In the world of commercial television today, a new program can debut pretty much any time of year.  No longer must we wait for September (er, October). January, February, even June can be the starting point for your new favorite program.

Case in point: “Dollhouse,” which started on FOX in February.  “Dollhouse” tells the story of “Echo” (Eliza Dushku), a young woman who agrees to become the instrument of the mysterious “Dollhouse” corporation for five years, to make up for some unexplained debt or wrongdoing.  And here “instrument” becomes a quite fundamental term: Echo’s former life and personality are filed away on a hard drive somewhere and erased from her mind, to be replaced on a regular basis with new personalities, traits, skills--“Now I know Kung-Fu!”--that meet the requests of the company’s clients. One day she’s a detective; another day she’s a hot biker chick; a third she’s a stone cold killer. At the end of each encounter, her mind is wiped back to a blank slate, and she and fellow dolls wander their palatial residence in a doelike stupor.

From a writing standpoint, “Dollhouse” is an unusual project. Television is all about character arc and conflict; writers establish a character, run them up a tree, throw bricks at them and watch to see how they cope. Even on a plot heavy show like “24” or “Law & Order,” viewers are still following the decisions and dilemmas of characters.  How do you do that when the main character has, well, no character? The answer is, it’s not easy; the first few episodes were intermittently interesting at best. Yet over the course of weeks, the reality of Echo’s situation begins to draw us in. Even when she’s just made to be a sexy girl having a good time, the viewer cannot help but be aware that she’s still a pawn, a damsel in distress. Two strong secondary characters, her protective handler and a police officer hunting down the mysterious Dollhouse corporation, underline this sense of outrage.

The other question so far is, what’s the show about?  Creator Joss Whedon is an incredible talent who likes to tell big, zany stories that have heart and also depth. His “Buffy the Vampire Slayer” brought an original take not only to vampire stories but high school (who knew high school could literally be hell?). “Buffy” spinoff “Angel” was an often brooding meditation on redemption, heroism and the possibility of real change.  And his most recent project, the wonderful online musical “Dr. Horrible’s Sing-a-long Blog”--go to Hulu.com and watch it right now--again mixed comedy and scifi with drama and tough questions about the possibility of love and nature of heroism in a cynical, media-saturated society.

“Dollhouse,” on the other hand, much like Echo herself, is so far a bit of a cipher. Maybe it’s about human trafficking, or broader speaking the growing social acceptability of treating human beings as objects.  Maybe it’s about a horrible vacuity embedded in today’s pop star version of the American dream, the consequences of imagining that I can be anybody I want to be. Personally, I think it’s trying to say something about the inviolability of human dignity; no matter how blank a slate a person is, or how much she gives up on herself, she still has undeniable value and demands respect. People can ignore that, and, man, are they scummy. But the demand is still there.

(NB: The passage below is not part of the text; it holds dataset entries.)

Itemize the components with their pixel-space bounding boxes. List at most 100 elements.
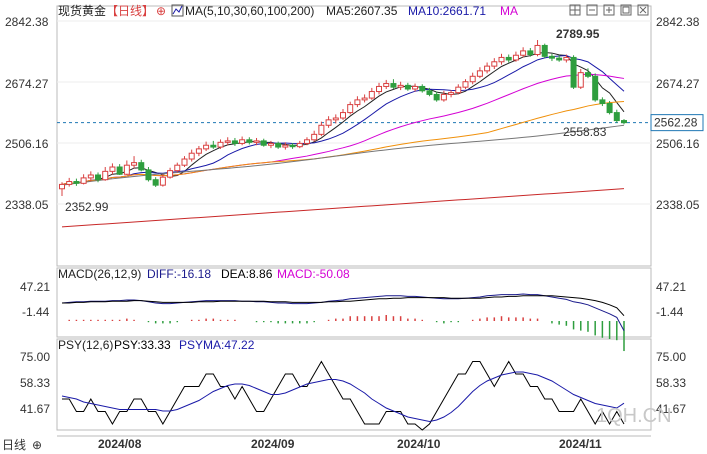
candlestick	[275, 141, 282, 149]
chart-title: 现货黄金	[58, 3, 106, 18]
minus-icon[interactable]	[586, 4, 598, 16]
candlestick	[66, 177, 73, 187]
candlestick	[541, 43, 548, 59]
candlestick	[448, 90, 455, 98]
candlestick	[592, 73, 599, 102]
psy-tick-left: 41.67	[20, 402, 50, 416]
candlestick	[267, 140, 274, 149]
candlestick	[347, 101, 354, 115]
price-tick-right: 2674.27	[656, 77, 700, 91]
candle-body	[505, 56, 512, 61]
candle-body	[340, 112, 346, 119]
candle-body	[145, 169, 152, 181]
candle-body	[376, 85, 383, 93]
candle-body	[289, 144, 296, 148]
plus-icon[interactable]	[603, 4, 615, 16]
price-axis-left: 2842.38 2674.27 2506.16 2338.05	[5, 15, 49, 212]
candle-body	[59, 183, 65, 190]
candlestick	[577, 69, 584, 89]
candle-body	[217, 141, 224, 148]
psy-tick-right: 58.33	[656, 376, 686, 390]
macd-tick-left: -1.44	[22, 305, 50, 319]
candlestick	[476, 67, 483, 79]
x-axis-label: 2024/09	[251, 437, 295, 451]
candlestick	[167, 167, 174, 179]
candle-body	[131, 162, 138, 166]
candle-body	[311, 133, 318, 141]
low-annotation-right: 2558.83	[563, 125, 607, 139]
macd-value: MACD:-50.08	[277, 267, 350, 281]
period-label[interactable]: 【日线】	[106, 4, 154, 18]
candle-body	[462, 81, 469, 88]
candlestick	[217, 139, 224, 149]
candlestick	[368, 87, 375, 100]
psy-panel	[61, 360, 625, 431]
candlestick	[87, 171, 94, 182]
macd-panel	[61, 293, 625, 352]
psy-tick-left: 75.00	[20, 350, 50, 364]
candlestick	[239, 136, 246, 146]
candlestick	[131, 156, 138, 169]
footer-settings-icon[interactable]: ⊕	[32, 438, 42, 452]
grid-icon[interactable]	[569, 4, 581, 16]
candle-body	[419, 85, 426, 92]
candlestick	[109, 163, 116, 175]
candlestick	[195, 145, 202, 157]
ma-params: MA(5,10,30,60,100,200)	[185, 4, 314, 18]
settings-icon[interactable]: ⊕	[156, 4, 166, 18]
candlestick	[325, 116, 332, 128]
candlestick	[332, 114, 339, 124]
candle-body	[246, 139, 253, 143]
candlestick	[606, 100, 613, 115]
maximize-icon[interactable]	[620, 4, 632, 16]
candlestick	[303, 137, 310, 146]
candle-body	[188, 152, 195, 160]
candle-body	[563, 56, 570, 61]
psyma-line	[61, 371, 625, 423]
candle-body	[556, 57, 563, 61]
candlestick	[188, 149, 195, 162]
candle-body	[195, 148, 202, 154]
candle-body	[390, 83, 397, 88]
close-icon[interactable]	[637, 4, 649, 16]
candle-body	[577, 72, 584, 88]
candle-body	[80, 177, 87, 184]
candle-body	[613, 112, 620, 122]
footer-period-tab[interactable]: 日线	[2, 438, 26, 452]
candlestick	[462, 79, 469, 89]
price-tick-left: 2506.16	[5, 137, 49, 151]
candle-body	[109, 166, 116, 172]
ma200-line	[61, 188, 625, 228]
candlestick	[152, 177, 159, 187]
macd-tick-right: 47.21	[656, 280, 686, 294]
candle-body	[541, 44, 548, 57]
candle-body	[318, 124, 325, 135]
candle-body	[476, 70, 483, 77]
panel-border	[56, 338, 652, 431]
candle-body	[73, 181, 80, 184]
ma-icon[interactable]	[171, 4, 184, 17]
candlestick	[224, 137, 231, 146]
candlestick	[556, 55, 563, 62]
candle-body	[354, 99, 361, 106]
candlestick	[527, 47, 534, 57]
candle-body	[599, 99, 606, 105]
candle-body	[167, 170, 174, 178]
candle-body	[303, 139, 310, 144]
candlestick	[260, 138, 267, 147]
x-axis-label: 2024/11	[559, 437, 602, 451]
candle-body	[498, 56, 505, 63]
candle-body	[66, 181, 73, 185]
candlestick	[340, 108, 346, 120]
candle-body	[512, 54, 519, 61]
candlestick	[419, 84, 426, 93]
candlestick	[570, 55, 577, 89]
candlestick	[433, 91, 440, 102]
price-tick-right: 2506.16	[656, 137, 700, 151]
candle-body	[260, 140, 267, 146]
panel-border	[56, 267, 652, 338]
candlestick	[584, 68, 591, 79]
candle-body	[361, 97, 368, 101]
price-tick-left: 2674.27	[5, 77, 49, 91]
candlestick	[318, 121, 325, 137]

In the wake of the Holocaust, Jewish philosopher Emmanuel Levinas wrote Totality and Infinity, a daunting title and challenging read, which argues that human beings tend to “totalize,” that is, we try to interpret everything around us in terms of our own categories. Objects can’t resist that effort; we can make of them what we want. But other human beings deny us that move. They are always more than we could possibly encapsulate or co-opt. Consider the living, active human face, he asks. It’s always changing, always at least a little inscrutable. It resists total definition. When we stare into the face of another, we find ourselves before something like us, and yet radically other.  And what’s more we discover the horrifying fact that we’ve been trying to box them in, to deny them their limitless humanity. 

It’s not exactly clear what Whedon is up to with “Dollhouse,” which is a bit of a bad sign. When it comes to entertainment, we have so many options; how long will people stick around to see if this one’s worth watching?  Then again, maybe that insatiable desire to be stimulated immediately is exactly Whedon’s point.